DeFi Project Shuts Down Due to Lack of Sustainable Funding

Decentralized finance (DeFi) protocol focused on perpetual futures trading using Liquid Staking Tokens (LSTs) and Liquid Restake Tokens (LRTs), has officially announced the termination of its operations due to insufficient funding.
In a statement released by the Zaros team, developers cited five months of extensive effort exploring transformation strategies, extending funding runways, and evaluating strategic alternatives. Despite these efforts, the team admitted that sustainable financing could not be secured.
What Went Wrong?
The team identified two critical factors behind the project’s failure:
- Monolithic Product Launch: Instead of deploying the protocol in stages, Zaros released the entire product at once. This approach created significant challenges, especially given the system’s customized architecture, which made integration with existing liquidity sources difficult and slowed development progress.

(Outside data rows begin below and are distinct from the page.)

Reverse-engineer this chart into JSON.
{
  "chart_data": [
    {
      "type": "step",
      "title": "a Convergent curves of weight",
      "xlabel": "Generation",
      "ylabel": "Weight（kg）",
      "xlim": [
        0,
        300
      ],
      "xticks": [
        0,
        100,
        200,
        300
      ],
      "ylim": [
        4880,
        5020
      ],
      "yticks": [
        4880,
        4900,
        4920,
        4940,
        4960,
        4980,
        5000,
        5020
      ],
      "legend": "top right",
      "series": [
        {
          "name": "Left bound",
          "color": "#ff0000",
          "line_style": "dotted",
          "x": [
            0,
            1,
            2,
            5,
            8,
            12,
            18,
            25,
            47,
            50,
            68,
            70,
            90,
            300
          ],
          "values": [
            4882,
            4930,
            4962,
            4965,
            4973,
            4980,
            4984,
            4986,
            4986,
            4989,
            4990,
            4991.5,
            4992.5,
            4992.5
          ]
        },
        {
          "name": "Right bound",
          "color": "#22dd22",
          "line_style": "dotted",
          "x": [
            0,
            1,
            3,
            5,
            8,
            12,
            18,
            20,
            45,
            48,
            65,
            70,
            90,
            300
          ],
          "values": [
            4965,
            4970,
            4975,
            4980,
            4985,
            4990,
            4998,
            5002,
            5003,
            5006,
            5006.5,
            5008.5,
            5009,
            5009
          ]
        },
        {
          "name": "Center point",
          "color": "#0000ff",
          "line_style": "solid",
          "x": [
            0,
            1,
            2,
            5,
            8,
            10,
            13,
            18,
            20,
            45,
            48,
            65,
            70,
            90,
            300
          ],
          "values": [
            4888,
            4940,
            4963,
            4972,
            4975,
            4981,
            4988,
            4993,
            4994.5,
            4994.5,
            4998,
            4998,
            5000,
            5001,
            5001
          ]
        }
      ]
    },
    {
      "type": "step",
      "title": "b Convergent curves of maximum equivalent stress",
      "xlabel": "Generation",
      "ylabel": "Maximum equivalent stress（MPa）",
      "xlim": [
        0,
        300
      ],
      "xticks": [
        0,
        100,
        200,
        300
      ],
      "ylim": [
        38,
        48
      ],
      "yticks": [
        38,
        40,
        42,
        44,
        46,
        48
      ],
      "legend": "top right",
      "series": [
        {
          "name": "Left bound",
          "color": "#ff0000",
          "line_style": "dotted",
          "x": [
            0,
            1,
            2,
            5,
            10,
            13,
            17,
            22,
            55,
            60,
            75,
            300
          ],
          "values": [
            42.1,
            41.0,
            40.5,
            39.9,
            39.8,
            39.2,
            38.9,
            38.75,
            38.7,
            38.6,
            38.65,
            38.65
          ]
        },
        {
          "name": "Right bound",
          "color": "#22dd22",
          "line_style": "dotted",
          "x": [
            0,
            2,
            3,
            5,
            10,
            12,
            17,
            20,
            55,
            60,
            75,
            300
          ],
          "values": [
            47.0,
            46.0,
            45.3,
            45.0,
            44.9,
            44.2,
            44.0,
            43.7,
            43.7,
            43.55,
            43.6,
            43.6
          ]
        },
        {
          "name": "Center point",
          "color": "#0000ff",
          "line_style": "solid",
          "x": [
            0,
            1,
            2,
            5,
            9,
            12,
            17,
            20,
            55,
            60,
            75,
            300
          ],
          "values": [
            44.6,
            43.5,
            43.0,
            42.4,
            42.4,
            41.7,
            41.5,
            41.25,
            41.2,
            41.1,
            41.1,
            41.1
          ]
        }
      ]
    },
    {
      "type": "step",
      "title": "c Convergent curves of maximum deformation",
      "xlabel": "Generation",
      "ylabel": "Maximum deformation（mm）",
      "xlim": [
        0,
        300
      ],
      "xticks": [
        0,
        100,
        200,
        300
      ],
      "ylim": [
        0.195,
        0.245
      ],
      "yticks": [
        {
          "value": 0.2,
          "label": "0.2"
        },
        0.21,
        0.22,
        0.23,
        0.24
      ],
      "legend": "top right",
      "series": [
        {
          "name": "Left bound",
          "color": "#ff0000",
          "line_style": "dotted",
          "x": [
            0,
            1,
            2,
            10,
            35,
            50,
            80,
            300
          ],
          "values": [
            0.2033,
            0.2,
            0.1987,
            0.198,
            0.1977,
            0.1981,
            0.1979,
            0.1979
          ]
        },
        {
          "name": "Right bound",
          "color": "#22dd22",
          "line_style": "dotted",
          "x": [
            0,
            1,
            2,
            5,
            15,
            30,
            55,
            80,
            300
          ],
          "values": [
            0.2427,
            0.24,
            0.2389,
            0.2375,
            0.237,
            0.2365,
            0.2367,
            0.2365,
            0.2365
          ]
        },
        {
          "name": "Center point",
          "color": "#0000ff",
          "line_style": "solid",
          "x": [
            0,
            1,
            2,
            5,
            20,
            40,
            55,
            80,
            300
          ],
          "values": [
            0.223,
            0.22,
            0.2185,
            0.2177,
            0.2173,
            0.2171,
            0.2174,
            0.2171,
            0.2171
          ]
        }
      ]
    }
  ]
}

- Premature Token Issuance: The $ZRS token was launched before the product was live, creating a mismatch between utility and value. This undermined investor confidence and constrained funding options as development delays mounted.
“The timing of the ZRS token launch, paired with the full-stack release and a lack of plug-and-play liquidity compatibility, put us at a serious disadvantage,” the team noted.
Backed by Major Investors
Zaros had completed a $1.8 million investment round on May 23, 2024, with support from well-known backers such as SNZ Holdings, Seven Capital, Cogitent Ventures, and DCI Capital, alongside prominent industry figures including Antony Sassano, Fernando Martinelli, Kieran Warwick, Andy Chen, and Kevin Lu.
Despite a strong start and a vision to innovate within DeFi derivatives, the project’s financial model proved unsustainable.